I'm delighted to share some very good news about my old friend and former colleague David Darlington, who last week won a National Magazine Award for "Broken," his disturbing, carefully researched, well-written story about bike-car crashes for Bicycling magazine. (Read the story.) The story won in the Public Interest category, which "recognizes journalism that sheds new light on an issue of public
importance and has the potential to affect national or local debate or
policy." And it beat a field of stories from larger, better-known publications: Business Week, Vanity Fair, Newsweek, and Mother Jones.
I met David when we were both starting out in journalism; I had the pleasure of editing one of his first magazine stories, about the world wrist-wrestling championships in Petaluma. He went on to do a lot of excellent magazine work and to write books about Zinfandel, the Mojave, the California condor, and Area 51. David is a skillful craftsman and a scrupulous researcher in the John McPhee mold; he once told me, possibly quoting someone else: "Research is endlessly beguiling, but writing is hard work." I'm thrilled for his success, and hope some of the big magazines he beat start begging him to write for them.
On the negative side of the ledger, the newspaper world is greatly diminished by the departure of John McIntyre, who last week received, as he put it, "an early parole" from the Baltimore Sun, where he'd worked for 23 years, most recently as director of the paper's copy desk. I came to know Mr. McIntyre through his wonderful blog, You Don't Say, and, more recently, through Twitter. I started my own career as a newspaper copyeditor; my relatively brief experience instilled deep respect for the gatekeepers who maintain their vigilance over every edition of the paper, day after day. I'm pained by what's happening to newspapers all over the country, and I'm horrified by the losses on copy desks—losses that are evident every day in misspelled headlines, confusing syntax, and erroneous captions.
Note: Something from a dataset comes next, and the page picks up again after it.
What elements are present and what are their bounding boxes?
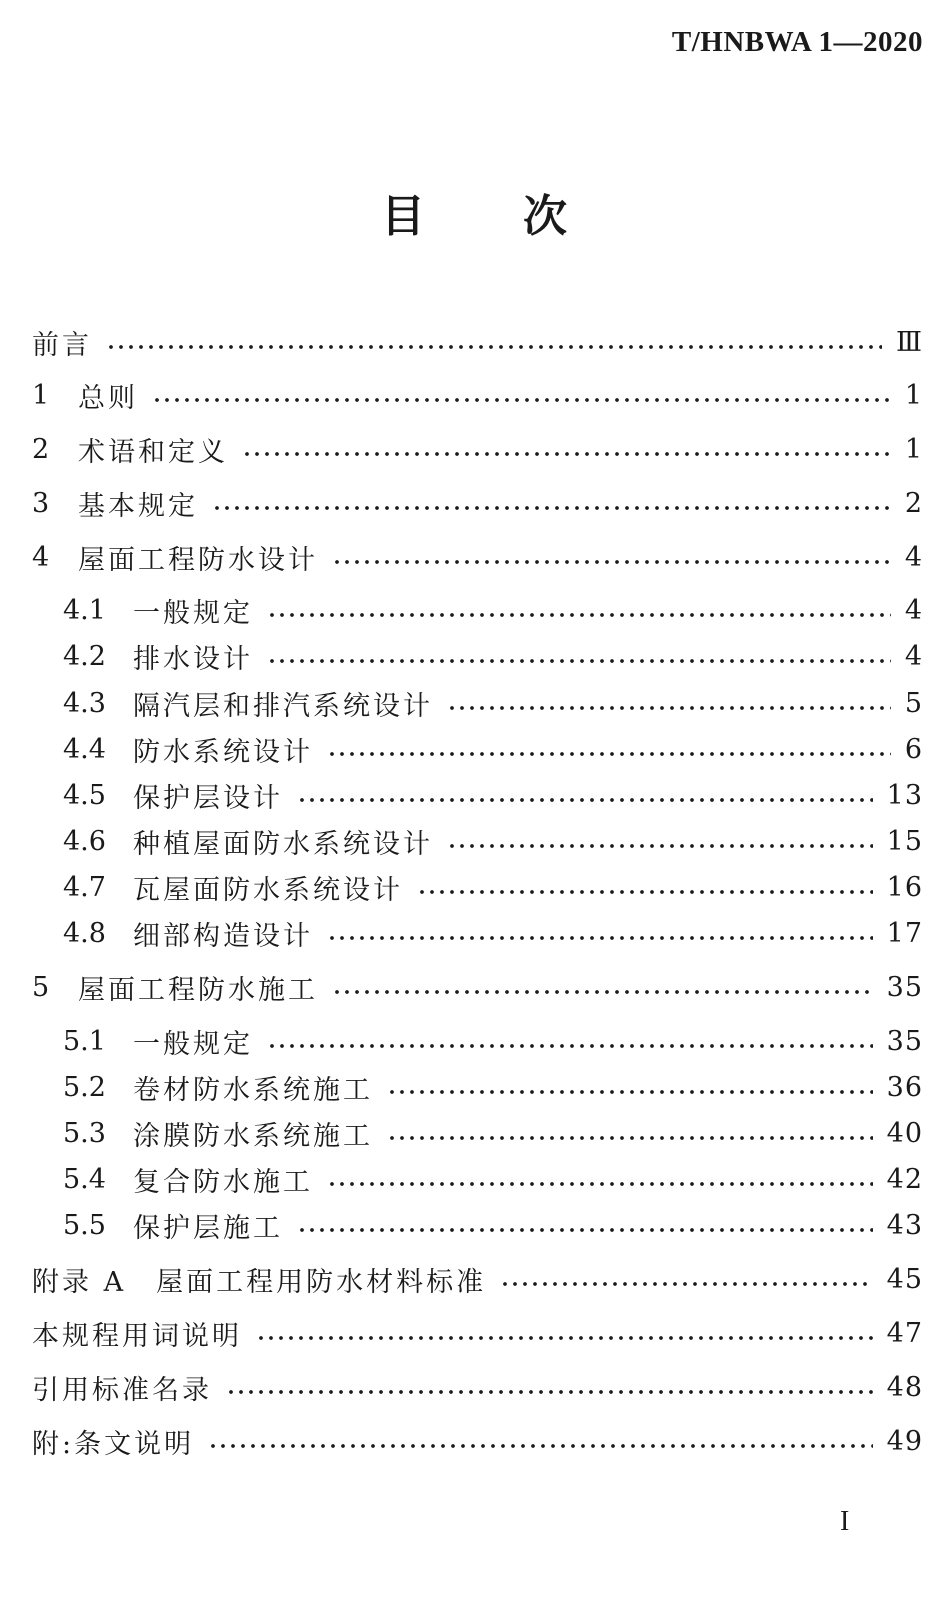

Experienced copyeditors catch those mistakes; more important, they care about them.
I don't know who's going to care about standards at the Sun now, but I take some comfort in the fact that John McIntyre has re-established his blog, where he promises to offer "observations on language and the craft of editing, with
additional reflections on subjects of no necessary connection with the
former topics." I enjoyed this postscript: "As the observant may have noticed in this paragraph, now that I am free
of the shackles of Associated Press style, I am reverting to the Oxford
comma."
Welcome to free-agent nation, Mr. McIntyre.
P.S. Read more about the Sun layoffs, including a scathing comment by David Simon, a Sun alumnus and the creator of The Wire, whose final season was set at a newspaper not unlike the Sun. Simon wrote:
It’s almost unfathomable. The Baltimore newspaper’s only plan is slow
suicide, with Chicago leeching the last nickels and dimes even to the
moment when they shutter the doors. Never has an industry so willingly
butchered itself or shown its own product such contempt.